1,000 times more accurate 3D imaging, for your smartphone camera
Wed 2 Dec 2015
Researchers looking to improve the resolution of 3D imaging devices [PDF] have claimed that by manipulating the polarisation of light they can increase quality by as much as 1,000 times.
The team, based at MIT, hopes that the technology can be used to produce high-quality 3D cameras built into mobile devices, and to enable photographed objects to be replicated using a 3D printer.
Achuta Kadambi, an MIT Media Lab PhD student and one of the project’s developers, explained: “Today, miniature 3D cameras fit on cellphones […] but they make compromises to the 3D sensing, leading to very coarse recovery of geometry. That’s a natural application for polarisation, because you can still use a low-quality sensor, and adding a polarising filter gives you something that’s better than many machine-shop laser scanners.”
The prototype, called Polarised 3D, integrates Microsoft Kinect technology to measure depth, with a standard polarising photographic lens placed in front of the camera.
During testing, the scientists took three photos of an object, changing the polarisation filter on each rotation. The system algorithms then compared the light intensities of the images.
Used alone, the Kinect can resolve features as small as 1cm across, at distances up to several metres. However, with the addition of the polarisation, the technology was able to resolve physical features at one thousandth of the size.

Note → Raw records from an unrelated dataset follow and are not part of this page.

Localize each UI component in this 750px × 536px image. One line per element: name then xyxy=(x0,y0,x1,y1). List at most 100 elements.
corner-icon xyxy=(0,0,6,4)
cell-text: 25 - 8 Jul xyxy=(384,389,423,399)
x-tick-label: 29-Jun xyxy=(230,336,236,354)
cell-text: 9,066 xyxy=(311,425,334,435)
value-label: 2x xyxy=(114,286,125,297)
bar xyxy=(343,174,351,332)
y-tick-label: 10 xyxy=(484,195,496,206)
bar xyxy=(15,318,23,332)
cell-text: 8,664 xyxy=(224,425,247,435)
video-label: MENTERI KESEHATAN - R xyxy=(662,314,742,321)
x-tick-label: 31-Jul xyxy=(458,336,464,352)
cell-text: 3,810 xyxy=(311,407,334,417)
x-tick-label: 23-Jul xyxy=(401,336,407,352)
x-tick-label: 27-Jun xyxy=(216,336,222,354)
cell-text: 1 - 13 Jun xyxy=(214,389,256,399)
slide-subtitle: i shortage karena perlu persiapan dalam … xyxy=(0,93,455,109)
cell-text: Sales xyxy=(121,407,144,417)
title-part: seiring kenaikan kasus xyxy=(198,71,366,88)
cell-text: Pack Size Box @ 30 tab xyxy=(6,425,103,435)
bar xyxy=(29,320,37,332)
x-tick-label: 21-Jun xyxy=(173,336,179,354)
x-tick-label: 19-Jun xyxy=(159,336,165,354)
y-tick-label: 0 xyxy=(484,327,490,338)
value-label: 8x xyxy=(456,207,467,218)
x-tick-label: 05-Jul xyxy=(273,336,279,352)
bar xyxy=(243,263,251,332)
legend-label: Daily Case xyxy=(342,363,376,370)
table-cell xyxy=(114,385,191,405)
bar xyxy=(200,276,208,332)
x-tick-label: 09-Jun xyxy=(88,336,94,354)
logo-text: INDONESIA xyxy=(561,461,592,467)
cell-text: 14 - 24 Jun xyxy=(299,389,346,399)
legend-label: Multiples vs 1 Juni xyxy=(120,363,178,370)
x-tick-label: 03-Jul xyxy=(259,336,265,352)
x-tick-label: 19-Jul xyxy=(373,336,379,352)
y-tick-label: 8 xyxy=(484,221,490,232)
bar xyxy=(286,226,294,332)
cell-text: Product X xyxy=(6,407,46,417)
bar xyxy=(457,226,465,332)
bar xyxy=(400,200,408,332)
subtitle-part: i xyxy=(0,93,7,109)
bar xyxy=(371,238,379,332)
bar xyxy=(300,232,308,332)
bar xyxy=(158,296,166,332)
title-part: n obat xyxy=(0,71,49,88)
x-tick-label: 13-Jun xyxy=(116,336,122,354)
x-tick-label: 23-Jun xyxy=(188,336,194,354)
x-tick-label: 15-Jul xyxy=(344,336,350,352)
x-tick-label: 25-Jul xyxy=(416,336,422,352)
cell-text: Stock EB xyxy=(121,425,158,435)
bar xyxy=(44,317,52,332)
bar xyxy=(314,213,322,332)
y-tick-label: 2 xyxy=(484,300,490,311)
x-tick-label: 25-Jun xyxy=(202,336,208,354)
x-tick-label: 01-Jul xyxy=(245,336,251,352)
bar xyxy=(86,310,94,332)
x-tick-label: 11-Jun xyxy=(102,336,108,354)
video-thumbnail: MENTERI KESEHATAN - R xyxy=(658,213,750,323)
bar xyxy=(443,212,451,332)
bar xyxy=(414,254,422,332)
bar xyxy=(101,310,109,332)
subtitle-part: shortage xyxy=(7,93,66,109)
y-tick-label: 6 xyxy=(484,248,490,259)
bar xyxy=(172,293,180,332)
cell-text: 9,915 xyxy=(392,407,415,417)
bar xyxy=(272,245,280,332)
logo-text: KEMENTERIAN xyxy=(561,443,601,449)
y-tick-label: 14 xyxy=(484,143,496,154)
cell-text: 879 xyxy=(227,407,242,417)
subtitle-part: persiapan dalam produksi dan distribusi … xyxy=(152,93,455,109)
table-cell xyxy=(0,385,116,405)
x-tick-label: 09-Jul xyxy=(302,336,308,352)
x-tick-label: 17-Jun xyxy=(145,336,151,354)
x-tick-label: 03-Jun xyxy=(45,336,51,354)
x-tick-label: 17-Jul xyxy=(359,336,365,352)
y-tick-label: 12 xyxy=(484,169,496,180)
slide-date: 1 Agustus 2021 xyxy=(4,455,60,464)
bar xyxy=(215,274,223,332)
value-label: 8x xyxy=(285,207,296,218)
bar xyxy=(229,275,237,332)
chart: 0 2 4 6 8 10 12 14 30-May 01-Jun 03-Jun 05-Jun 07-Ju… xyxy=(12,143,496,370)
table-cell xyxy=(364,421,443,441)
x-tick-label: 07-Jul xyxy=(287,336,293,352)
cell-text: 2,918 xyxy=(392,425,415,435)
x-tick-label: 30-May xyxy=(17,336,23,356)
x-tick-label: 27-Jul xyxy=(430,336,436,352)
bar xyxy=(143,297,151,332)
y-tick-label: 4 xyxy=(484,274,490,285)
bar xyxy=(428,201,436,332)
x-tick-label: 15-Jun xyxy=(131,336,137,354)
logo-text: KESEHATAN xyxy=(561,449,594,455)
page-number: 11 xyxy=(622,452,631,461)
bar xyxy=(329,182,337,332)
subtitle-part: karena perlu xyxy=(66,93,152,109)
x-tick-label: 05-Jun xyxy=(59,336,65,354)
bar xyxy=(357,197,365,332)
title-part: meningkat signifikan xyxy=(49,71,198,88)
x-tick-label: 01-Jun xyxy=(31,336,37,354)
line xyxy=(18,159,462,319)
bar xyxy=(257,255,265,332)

The experiments also compared the new system with a high-precision laser scanner, which required that the physical object be placed on the scanner bed. Polarised 3D still came up top, offering a much higher resolution.
While a rotating mechanical polarisation filter would be nonsensical for a mobile phone camera, there are commercial alternatives available such as tiny polarisation filter grids which can overlay individual pixels in a light sensor.
Eventually, the discovery could help the development of self-driving vehicle technologies. Current vision algorithms used in driverless cars are reliable under normal conditions, but rain, snow and fog present challenges as the water particles can scatter light, which makes the surroundings harder to read. “Mitigating scattering in controlled scenes is a small step,” said Kadambi, whose MIT design could handle the scattering by exploiting data contained in interfering light waves.